Jerusalém - O primeiro-ministro israelense Ariel Sharon, sob pressão do presidente americano George W.Bush, resolveu ontem, depois de breve consulta com seus ministros e chefes dos organismos de segurança, libertar o presidente palestino Yasser Arafat.
Por outro lado, 19 palestinos reclamados por Israel entre os 200 que estão com ele na Mukata de Ramala, continuam ameaçados.
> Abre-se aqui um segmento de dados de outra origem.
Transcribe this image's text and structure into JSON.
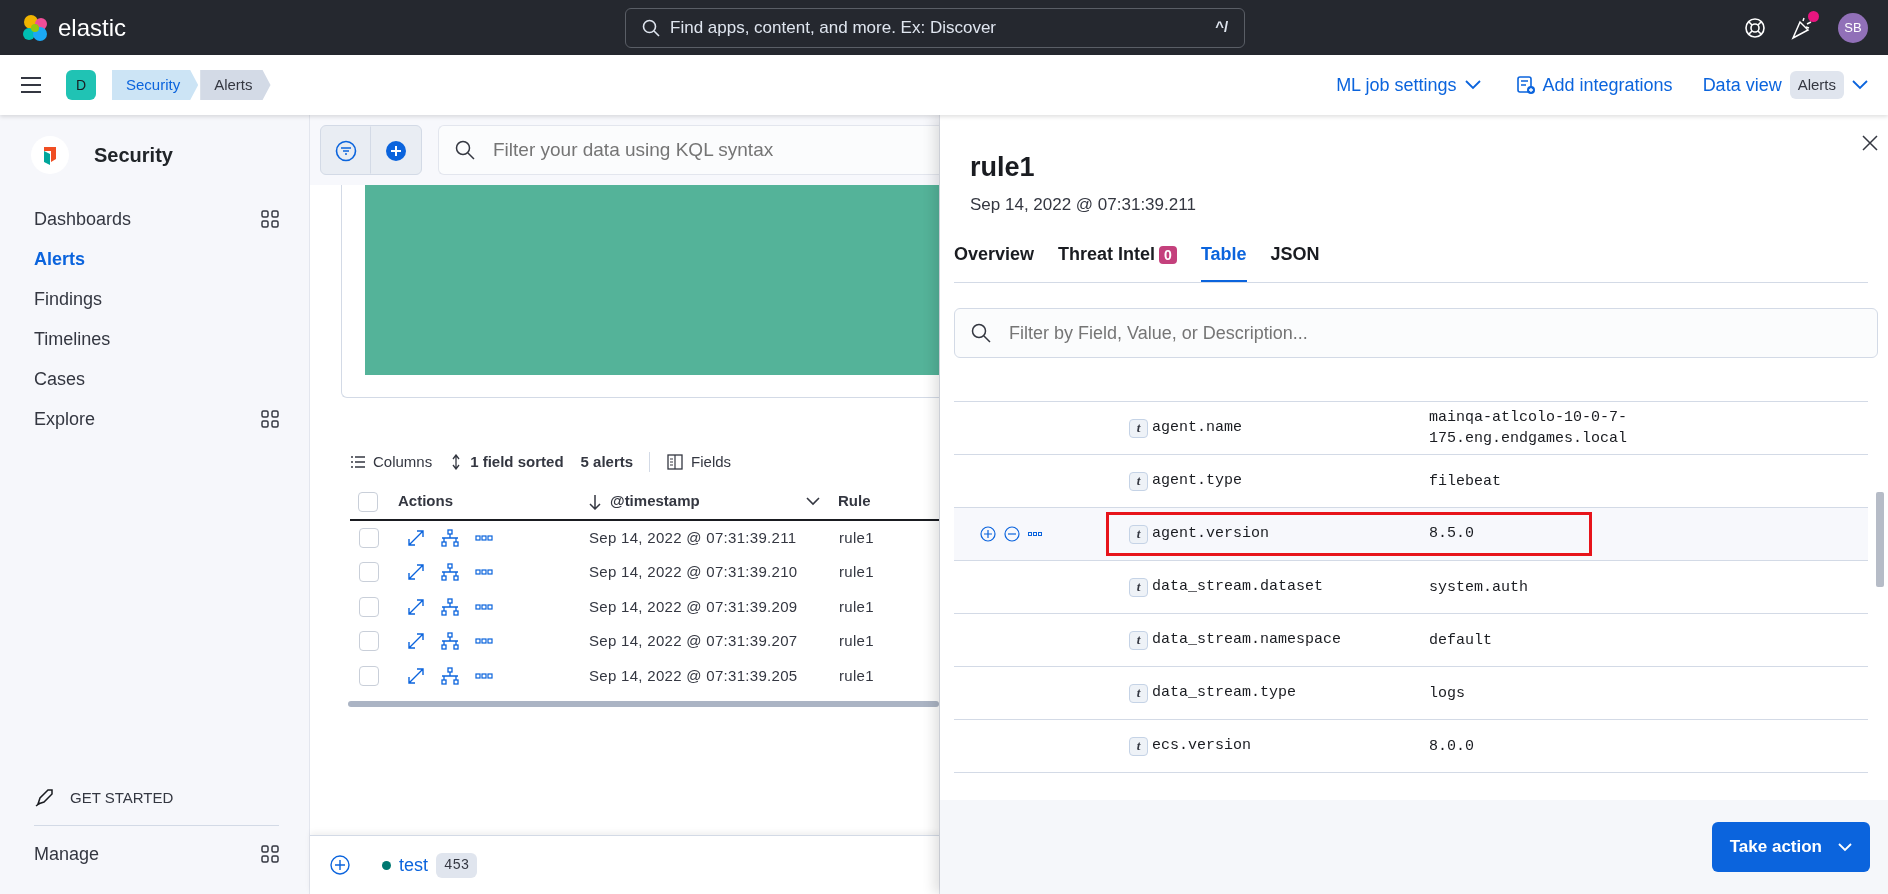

Segundo o conteúdo da decisão difundido pela rádio pública, as forças israelenses os capturarão se saírem com Arafat, ou se em caso do presidente sair, continuarem no edifício.
As forças que há onze dias os mantêm cercados no único edifício habitado que ficou na sede do Governo de Ramala, a Mukata, terão que ''se reorganizar'' fora dessa área.
Isto significa que o presidente da Autoridade Nacional Palestina (ANP), Arafat, e os outros 179 palestinos não procurados por Israel, poderiam sair em liberdade ontem mesmo segundo avaliação de fontes do Governo , do edifício sitiado.
A decisão adotada na reunião de Sharon com seus ministros e os chefes do dispositivo de segurança devia ser aprovada ainda pelo plenário do Conselho de Ministros, que se reuniria ontem ao meio-dia, antes que o chefe do Governo empreendesse viaje para Moscou.
A invasão à Mukata começou na quinta-feira retrasada depois de dois atentados de suicidas palestinos, um deles em um ônibus de Tel Aviv, nos quais morreram oito pessoas e mais de 60 resultaram feridas.
Fontes militares citadas ontem pela rádio pública, sem identificá-las, sustentavam que o Poder Executivo cometeu um erro ao ordenar essa operação, que levantou a comunidade internacional e os Estados Unidos contra Israel.
Críticas - Por sua vez, Yasser Arafat expressou sua insatisfação com a ''retirada'' das tropas israelenses do local, cercado durante os dez últimos dias. ''A retirada não foi completa'', afirmou o líder palestino no interior do único edifício que continua de pé no complexo do governo.
''Israel só decidiu deixar os arredores do complexo e dar-nos alguns metros a mais'', disse Arafat, que se reuniu ontem com Terje Rod-Larsen, enviado da ONU aos territórios palestinos ocupados.
''Trata-se de uma clara violação da resolução do Conselho de Segurança das Nações Unidas que exige uma retirada imediata e total das tropas israelenses da Mukata e dos territórios autônomos palestinos'', disse Arafat a um grupo de jornalistas.